Le ministre veut cacher la réalité répressive de sa politique. La page de garde de son site Web figure des communiqués de presse officiels sur des passeurs arrêtés, des injonctions aux Préfets de la République pour lutter contre les discriminations dans les entreprises, ou sa rencontre avec un jeune champion de boxe sans-papier qu'il a régularisé. Eric Besson tait les consignes données aux policiers d'Anger d'interpeller les SDF en situation régulière (car "les étrangers en situation régulière sont expulsables à certaines conditions cumulatives, dont la mendicité"). Nulle trace également sur ce site de propagande de la situation de ces parents séparés de leurs enfants car "retenus" dans des centres de détention.

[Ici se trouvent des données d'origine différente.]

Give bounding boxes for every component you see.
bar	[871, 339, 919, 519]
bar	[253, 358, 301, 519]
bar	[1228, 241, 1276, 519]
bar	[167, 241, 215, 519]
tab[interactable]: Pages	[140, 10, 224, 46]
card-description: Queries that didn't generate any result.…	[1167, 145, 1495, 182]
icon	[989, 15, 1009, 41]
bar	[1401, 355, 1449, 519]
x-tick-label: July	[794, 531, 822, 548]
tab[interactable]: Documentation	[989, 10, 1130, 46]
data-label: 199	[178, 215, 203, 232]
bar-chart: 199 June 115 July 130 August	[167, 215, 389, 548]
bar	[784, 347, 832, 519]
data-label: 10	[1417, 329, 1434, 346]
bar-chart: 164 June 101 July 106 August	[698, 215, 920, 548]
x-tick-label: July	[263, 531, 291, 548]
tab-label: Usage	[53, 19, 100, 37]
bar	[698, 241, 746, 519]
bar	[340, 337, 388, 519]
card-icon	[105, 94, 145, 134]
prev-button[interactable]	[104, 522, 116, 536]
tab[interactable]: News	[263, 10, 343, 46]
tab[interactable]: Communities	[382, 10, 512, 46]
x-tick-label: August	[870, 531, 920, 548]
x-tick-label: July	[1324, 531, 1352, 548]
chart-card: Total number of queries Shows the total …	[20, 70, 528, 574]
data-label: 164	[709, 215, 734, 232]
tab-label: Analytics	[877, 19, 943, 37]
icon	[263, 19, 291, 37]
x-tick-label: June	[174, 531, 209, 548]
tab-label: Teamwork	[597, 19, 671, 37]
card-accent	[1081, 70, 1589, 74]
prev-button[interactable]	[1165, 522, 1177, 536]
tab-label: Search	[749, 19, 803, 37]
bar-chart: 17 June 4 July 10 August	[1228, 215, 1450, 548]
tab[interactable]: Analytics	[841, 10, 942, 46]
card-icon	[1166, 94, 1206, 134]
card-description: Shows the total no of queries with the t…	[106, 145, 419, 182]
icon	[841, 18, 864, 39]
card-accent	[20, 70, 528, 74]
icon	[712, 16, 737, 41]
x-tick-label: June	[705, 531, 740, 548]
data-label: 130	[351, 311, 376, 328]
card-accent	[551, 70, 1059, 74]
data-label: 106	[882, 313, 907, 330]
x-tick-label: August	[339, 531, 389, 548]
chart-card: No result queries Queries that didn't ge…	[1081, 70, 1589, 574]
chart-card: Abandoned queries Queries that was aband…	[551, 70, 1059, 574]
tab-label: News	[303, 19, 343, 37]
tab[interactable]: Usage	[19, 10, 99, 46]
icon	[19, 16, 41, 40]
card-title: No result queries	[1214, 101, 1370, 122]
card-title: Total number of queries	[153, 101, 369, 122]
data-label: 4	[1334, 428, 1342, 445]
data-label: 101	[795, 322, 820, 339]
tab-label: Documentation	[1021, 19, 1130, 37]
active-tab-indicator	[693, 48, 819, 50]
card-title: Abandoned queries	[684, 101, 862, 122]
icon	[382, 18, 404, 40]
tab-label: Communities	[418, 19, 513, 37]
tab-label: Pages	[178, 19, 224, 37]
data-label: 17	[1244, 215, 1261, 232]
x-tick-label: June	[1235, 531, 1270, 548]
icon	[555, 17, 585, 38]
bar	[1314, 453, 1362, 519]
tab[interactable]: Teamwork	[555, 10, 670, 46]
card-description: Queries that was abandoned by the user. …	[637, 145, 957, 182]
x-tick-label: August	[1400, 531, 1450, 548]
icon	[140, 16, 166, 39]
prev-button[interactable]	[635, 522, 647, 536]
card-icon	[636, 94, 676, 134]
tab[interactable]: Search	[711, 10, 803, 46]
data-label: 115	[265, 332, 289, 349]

Cette semaine, que pouvaient penser de la "justice française" les enfants d'Omer Ahmetovic, père Bosniaque détenu au Centre de Rétention de Geispolsheim (Bas-Rhin), ou ceux de Ramela Hakobyan, mère détenue (puis libérée) au CRA de Rennes ? La Sarkofrance se cache. Elle a honte.
Droite recomplexée.
Pérol, symbole d'une monarchie bananière ?
Mercredi 11 mars, la désormais fameuse "Commission de déontologie de la Fonction Publique" se réunissait. Il y a 15 jours, Nicolas Sarkozy voulait nous faire croire que la nomination de son conseiller économique à la tête des Caisses d'Epargne et des Banques Populaires avait été avalisée par la dite Commission. Son président n'avait commis qu'un courrier rappelant la jurisprudence en la matière. Il fallait écouter cet Olivier Fouquet, jeudi, lors de son audition devant la commission des Lois de l'Assemblée nationale. On y apprit que les membres de la Commission ont été "tout près de démissionner collectivement". "Si j'avais été intelligent, je n'aurais pas envoyé ma lettre." a expliqué Fouquet, " Mais nous avons l'habitude, à la commission, lorsque nous sommes saisis, de répondre dans les quarante-huit heures. Honnêtement, je n'avais pas imaginé le scénario. Je ne pouvais imaginer qu'elle serait utilisée pour la polémique extérieure."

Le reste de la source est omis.